On today's show, Democratic strategist and News & Notes regular Donna Brazile said she was "offended" by questions of Ifill's impartiality. "The book's not even out yet," she said. "Attacking the press has become a central front in the strategy of winning votes," she added. Brazile also said no one would question presidential moderator Jim Lehrer in the same way, even though he is of the same race as John McCain.

Judy Woodruff of PBS came to Ifill's defense today, saying, "Gwen Ifill is a reporter. She is not someone who delivers opinion and I know that that is not the type of book she is involved in."

This is how the publisher describes the book:

In THE BREAKTHROUGH, veteran journalist Gwen Ifill surveys the American political landscape, shedding new light on the impact of Barack Obama's stunning presidential campaign and introducing the emerging young African American politicians forging a bold new path to political power.

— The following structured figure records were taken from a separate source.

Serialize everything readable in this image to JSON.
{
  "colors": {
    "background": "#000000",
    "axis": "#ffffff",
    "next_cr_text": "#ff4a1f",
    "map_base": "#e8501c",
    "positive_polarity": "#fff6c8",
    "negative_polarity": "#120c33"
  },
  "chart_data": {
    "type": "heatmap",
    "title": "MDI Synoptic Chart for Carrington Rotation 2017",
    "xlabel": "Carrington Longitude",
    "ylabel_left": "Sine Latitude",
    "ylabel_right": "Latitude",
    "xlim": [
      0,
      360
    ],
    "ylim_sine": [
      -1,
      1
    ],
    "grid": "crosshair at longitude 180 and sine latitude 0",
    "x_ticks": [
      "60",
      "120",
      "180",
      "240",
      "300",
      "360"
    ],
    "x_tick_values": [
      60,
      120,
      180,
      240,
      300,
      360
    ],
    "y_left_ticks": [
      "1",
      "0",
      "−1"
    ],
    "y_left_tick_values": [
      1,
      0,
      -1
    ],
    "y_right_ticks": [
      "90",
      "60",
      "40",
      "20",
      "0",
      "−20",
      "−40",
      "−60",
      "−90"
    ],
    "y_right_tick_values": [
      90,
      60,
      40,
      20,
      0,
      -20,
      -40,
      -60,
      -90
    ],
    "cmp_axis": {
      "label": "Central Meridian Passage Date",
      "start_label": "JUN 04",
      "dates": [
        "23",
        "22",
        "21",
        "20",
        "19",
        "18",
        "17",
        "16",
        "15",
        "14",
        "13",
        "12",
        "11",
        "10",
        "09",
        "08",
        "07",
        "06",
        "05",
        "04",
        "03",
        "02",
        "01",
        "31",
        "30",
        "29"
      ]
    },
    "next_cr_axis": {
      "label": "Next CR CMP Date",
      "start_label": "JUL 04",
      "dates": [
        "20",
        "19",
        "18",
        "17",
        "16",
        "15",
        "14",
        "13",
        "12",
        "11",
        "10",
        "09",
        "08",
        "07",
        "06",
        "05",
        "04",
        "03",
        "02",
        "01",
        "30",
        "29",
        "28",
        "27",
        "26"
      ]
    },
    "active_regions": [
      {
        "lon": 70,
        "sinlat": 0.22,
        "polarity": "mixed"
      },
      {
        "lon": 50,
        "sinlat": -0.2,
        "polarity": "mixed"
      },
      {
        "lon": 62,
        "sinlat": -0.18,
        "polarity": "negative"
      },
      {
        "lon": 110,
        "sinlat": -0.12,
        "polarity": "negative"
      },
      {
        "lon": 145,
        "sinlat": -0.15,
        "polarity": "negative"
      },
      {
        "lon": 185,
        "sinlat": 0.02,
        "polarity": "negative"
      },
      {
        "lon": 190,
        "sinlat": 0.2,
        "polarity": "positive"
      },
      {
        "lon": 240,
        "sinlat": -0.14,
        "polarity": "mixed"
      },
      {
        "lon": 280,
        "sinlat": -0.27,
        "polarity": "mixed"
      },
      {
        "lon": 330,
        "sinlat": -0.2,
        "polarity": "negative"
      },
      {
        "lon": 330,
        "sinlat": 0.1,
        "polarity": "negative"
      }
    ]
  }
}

Ifill argues that the Black political structure formed during the Civil Rights movement is giving way to a generation of men and women who are the direct beneficiaries of the struggles of the 1960s. She offers incisive, detailed profiles of such prominent leaders as Newark Mayor Cory Booker, Massachusetts Governor Deval Patrick, and U.S. Congressman Artur Davis of Alabama, and also covers up-and-coming figures from across the nation. Drawing on interviews with power brokers like Senator Obama, former Secretary of State Colin Powell, Vernon Jordan, the Reverend Jesse Jackson, and many others, as well as her own razor-sharp observations and analysis of such issues as generational conflict and the "black enough" conundrum, Ifill shows why this is a pivotal moment in American history.

THE BREAKTHROUGH is a remarkable look at contemporary politics and an essential foundation for understanding the future of American democracy.

UPDATE: Ifill Responds: "The proof is in the pudding."